O pai, então, fala-lhe ternamente:
— Filho, você viu que a camisa está suja, mas olhe só para você. O mau que desejamos aos outros é como o que lhe aconteceu. Por mais que possamos atrapalhar a vida de alguém com nossos pensamentos, a borra, os resíduos, a fuligem ficam sempre em nós mesmos.

PROCURA-SE


Procura-se um homem com trinta e três anos, pele clara, expressão triste, cabelos longos, barba maltratada, marcas sanguinolentas nas mãos e nos pés.
Caminha habitualmente acompanhado de mendigos, vagabundos, doentes, mutilados, cegos e infelizes.
Onde aparece, frequentemente é visto entre grande séqüito de mulheres, sendo algumas de má vida, com crianças esfarrapadas.
Quase sempre é seguido por doze pescadores e marginais.
Demonstra respeito pelas autoridades, determinando que se dê a César o que é de César, mas espalha ensinamentos contrários à Lei antiga, como o perdão das ofensas e o amor aos inimigos.
Ensina a oração em favor daqueles que nos perseguem ou caluniam; a distribuição indiscriminada de dádivas aos necessitados; o amparo aos enfermos, sejam eles quais forem; e chega ao cúmulo de recomendar que uma pessoa espancada numa face ofereça a outra ao agressor.
Ainda não se sabe se é um mágico, mas testemunhas idôneas afirmam que ele multiplicou cinco pães e dois peixes em alimentação para mais de cinco mil pessoas, tendo sobrado doze cestos.
Considerado impostor por haver trazido pessoas mortas à vida, foi preso e espancado.
Sentenciado à morte, com absoluta aprovação do próprio povo que o condenou e absolveu Barrabás, malfeitor conhecido, recebeu insultos na cruz pelas costas.
Não se ofendeu, quando questionado pela Justiça, complicando sua situação, porque seus próprios seguidores o abandonaram nas horas difíceis.
Sob afrontas e zombarias, foi crucificado entre dois ladrões. Não teve parentes que lhe demonstrassem solidariedade, a não ser sua mãe, uma frágil mulher que chorava aos pés da cruz.

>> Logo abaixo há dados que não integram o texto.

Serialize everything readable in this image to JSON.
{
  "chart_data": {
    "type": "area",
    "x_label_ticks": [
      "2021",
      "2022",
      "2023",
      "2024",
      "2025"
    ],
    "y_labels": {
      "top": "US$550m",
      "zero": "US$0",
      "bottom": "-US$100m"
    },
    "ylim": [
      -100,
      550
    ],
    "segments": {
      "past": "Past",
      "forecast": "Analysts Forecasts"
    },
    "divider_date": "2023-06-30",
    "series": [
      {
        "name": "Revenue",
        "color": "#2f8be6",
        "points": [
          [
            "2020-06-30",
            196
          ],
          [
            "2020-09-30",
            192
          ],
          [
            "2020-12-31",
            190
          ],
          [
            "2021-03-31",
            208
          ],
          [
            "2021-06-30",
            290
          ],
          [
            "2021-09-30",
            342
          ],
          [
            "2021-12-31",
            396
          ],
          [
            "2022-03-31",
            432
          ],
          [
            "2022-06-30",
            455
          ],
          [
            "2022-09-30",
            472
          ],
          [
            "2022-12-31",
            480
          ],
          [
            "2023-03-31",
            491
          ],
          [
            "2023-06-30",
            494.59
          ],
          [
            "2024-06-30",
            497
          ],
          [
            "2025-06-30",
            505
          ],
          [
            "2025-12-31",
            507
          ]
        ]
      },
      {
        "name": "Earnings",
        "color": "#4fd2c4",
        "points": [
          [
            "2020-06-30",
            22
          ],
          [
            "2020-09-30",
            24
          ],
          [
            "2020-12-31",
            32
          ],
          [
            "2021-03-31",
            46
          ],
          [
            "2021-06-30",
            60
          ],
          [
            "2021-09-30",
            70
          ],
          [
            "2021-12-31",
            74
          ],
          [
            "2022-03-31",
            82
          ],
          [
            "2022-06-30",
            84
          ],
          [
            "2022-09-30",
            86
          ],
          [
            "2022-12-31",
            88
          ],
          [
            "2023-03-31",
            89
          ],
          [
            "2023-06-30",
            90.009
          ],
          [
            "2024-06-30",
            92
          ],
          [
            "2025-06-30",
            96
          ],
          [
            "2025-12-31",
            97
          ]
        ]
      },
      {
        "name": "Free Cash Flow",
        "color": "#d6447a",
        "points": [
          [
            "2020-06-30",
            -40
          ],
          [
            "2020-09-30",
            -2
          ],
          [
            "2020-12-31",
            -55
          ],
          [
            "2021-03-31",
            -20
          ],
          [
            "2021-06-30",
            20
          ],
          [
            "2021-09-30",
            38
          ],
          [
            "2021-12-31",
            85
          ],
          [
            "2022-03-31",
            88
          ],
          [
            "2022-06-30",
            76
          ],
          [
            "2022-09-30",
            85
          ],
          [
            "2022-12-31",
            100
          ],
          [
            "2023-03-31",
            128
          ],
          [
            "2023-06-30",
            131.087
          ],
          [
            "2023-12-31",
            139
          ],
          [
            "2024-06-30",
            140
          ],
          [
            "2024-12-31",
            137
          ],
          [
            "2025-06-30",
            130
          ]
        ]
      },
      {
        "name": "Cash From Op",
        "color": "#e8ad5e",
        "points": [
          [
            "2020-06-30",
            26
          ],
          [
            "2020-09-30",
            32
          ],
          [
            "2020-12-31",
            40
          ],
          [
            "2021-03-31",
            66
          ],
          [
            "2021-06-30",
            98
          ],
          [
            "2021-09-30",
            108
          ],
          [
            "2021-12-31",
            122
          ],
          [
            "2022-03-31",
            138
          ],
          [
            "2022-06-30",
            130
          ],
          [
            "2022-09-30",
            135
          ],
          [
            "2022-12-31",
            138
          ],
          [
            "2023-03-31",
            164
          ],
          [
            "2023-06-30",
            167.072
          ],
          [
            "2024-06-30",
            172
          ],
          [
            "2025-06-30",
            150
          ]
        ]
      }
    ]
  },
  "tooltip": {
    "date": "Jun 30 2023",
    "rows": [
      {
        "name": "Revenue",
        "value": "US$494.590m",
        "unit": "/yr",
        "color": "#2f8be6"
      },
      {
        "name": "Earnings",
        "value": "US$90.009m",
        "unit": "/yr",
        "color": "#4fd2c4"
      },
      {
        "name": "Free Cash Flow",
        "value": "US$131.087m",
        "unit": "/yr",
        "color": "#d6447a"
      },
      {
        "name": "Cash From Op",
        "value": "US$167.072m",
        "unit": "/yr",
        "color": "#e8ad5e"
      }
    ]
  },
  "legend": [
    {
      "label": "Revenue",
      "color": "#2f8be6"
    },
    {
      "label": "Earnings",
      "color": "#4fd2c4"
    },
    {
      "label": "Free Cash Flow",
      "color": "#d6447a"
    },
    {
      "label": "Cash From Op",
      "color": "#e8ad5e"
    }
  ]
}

Depois de morto, não se encontrou lugar para sepultá-lo, senão lodoso recanto de um túmulo, por favor de um amigo.
Após o terceiro dia do sepultamento, desapareceu do sepulcro e foi visto por diversas pessoas que o identificaram pelas chagas sangrentas dos pés e das mãos.
Esse é o homem que está sendo cuidadosamente procurado. Seu nome é JESUS DE NAZARÉ.  Se conseguir encontrá-Lo, deve segui-Lo para sempre.